Did a lot of travel in the US alone and my reptilian brain guided me with the following: don't go out alone at night, explore during the day but be aware of the surroundings, keep to well traveled areas - being with other people was good, avoid empty areas, and enjoy meeting new people.
I didn't go to Europe until I could go with a boyfriend at age 32! Ten years later, I found myself alone in Paris for a business trip and broke the rules above. I was older and more confident but still aware of my surroundings. I'll never forget light snow falling illuminated in the Parisian street lights as I walked home from a restaurant.
If my mom could stay safe walking home as a young teenager in the City, I could be careful and still enjoy my travels.
Another terrific essay! I had no idea you had this adventure. Wow! So interesting to learn more about you (and all of us) in the past as we move farther and farther away from that period.
I don't recall that I had a reptilian brain but I do remember that my father's words had the most effect on me. "Stay square and you can do anything you want." I'm not exactly sure what stay square meant but I think it had to do with stay away from drugs, alcohol, and cigarettes. Which for the most part, I did. Another message from him for which I am ever grateful still resounds in my head. If ever there was an adventure in the offing he said to do it. When I wondered if I should spend my first summer post college working in an office in San Francisco because it would look good on my resume or work on a dude ranch in the Tetons, he told me I had the rest of my life to work in an office. I packed my duffle for Jackson Hole.

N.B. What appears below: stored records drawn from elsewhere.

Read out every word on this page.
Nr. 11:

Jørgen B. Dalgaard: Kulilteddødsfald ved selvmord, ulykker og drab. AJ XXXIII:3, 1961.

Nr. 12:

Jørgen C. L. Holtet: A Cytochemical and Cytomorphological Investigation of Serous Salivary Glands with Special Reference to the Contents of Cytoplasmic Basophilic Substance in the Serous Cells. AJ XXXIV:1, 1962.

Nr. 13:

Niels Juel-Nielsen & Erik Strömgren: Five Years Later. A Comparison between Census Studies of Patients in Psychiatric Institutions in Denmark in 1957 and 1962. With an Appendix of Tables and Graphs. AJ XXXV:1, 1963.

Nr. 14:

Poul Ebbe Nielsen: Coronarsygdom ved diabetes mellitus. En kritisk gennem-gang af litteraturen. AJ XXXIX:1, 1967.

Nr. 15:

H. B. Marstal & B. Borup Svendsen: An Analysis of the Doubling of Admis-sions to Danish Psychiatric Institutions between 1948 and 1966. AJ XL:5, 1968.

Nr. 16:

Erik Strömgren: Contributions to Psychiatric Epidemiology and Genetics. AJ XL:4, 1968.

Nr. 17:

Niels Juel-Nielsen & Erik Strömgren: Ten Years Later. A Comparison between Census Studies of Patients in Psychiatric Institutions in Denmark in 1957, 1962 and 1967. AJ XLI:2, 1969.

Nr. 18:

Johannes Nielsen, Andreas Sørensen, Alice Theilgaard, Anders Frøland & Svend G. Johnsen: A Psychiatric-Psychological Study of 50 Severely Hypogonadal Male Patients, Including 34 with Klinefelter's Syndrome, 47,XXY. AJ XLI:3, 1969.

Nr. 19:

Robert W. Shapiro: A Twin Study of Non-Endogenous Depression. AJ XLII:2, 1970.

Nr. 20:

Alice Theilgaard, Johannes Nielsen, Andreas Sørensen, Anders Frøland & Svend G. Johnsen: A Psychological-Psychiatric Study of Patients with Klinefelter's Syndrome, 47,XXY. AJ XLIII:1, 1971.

When my brother deliberated between working on a salmon boat in Alaska or working in the city, my father told him to go to Alaska. My father always regretted turning down a trip to China on a boat in 1947 because it was time for him to settle down and get to work. That was after he and a close friend travelled through Europe for several months in 1946. Hmmm, you wonder why I live in Spain?
I look back on a trip to Spain in 1985 when I took the train from Germany, where I was living. After meeting up and traveling around with a friend, she returned to Madrid and I roamed around Andalucia. Looking back, I don't know how I did that. I had some language ability to help me get something to eat (mostly a bocadillo - cheese on a roll - the only vegetarian option in the whole country it seemed). Yet, I found lodging, the right train to get me from here to there, and I made it back to Madrid and then to Germany. You know - no phone, no internet - none of the magnificent tools that make traveling almost a breeze and that diminish getting lost.
Nothing like the adventures of your exotic trip to Yugoslavia but we did it! Those kinds of things were real confidence and character boosters.